Created 11-07-2024 09:41 PM
@rsurti, Welcome to our community! To help you get the best possible answer, I have tagged our experts @asish @udeshmukh who may be able to assist you further.
Please feel free to provide any additional information or details about your query. We hope that you will find a satisfactory solution to your question.
Regards,
Vidya Sargur,Created 11-07-2024 09:56 PM
ApplicationMaster is trying to connect to the ResourceManager on the same host (localhost / any interface, which is 0.0.0.0) and as it cannot connect to the RM it is failing.
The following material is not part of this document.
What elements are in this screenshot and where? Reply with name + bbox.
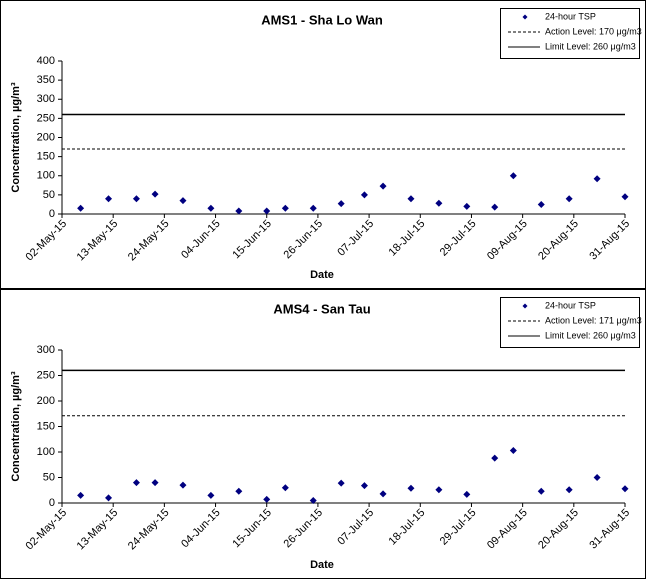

2024-10-31 15:57:52,837 [INFO] [ServiceThread:org.apache.tez.dag.app.rm.TaskSchedulerManager] |ipc.Client|: Retrying connect to server: 0.0.0.0/0.0.0.0:8030.
The above suggests a misconfiguration - YARN config files missing / or not having proper contents on those hosts.
Have you performed CM>Yarn> Actions> Deploy Client configurations ? If not, could you try this ?
@VidyaSargur We might need yarn experts in this.
Created 11-07-2024 10:29 PM
Thanks for suggestion, the issue has been resolve, we had aaded new datanode after that we had restarted the namenode, resourcemanager, datanode, node manager, but not hiveserver, because of which configuration was not loaded on hive properly, after restart it started working.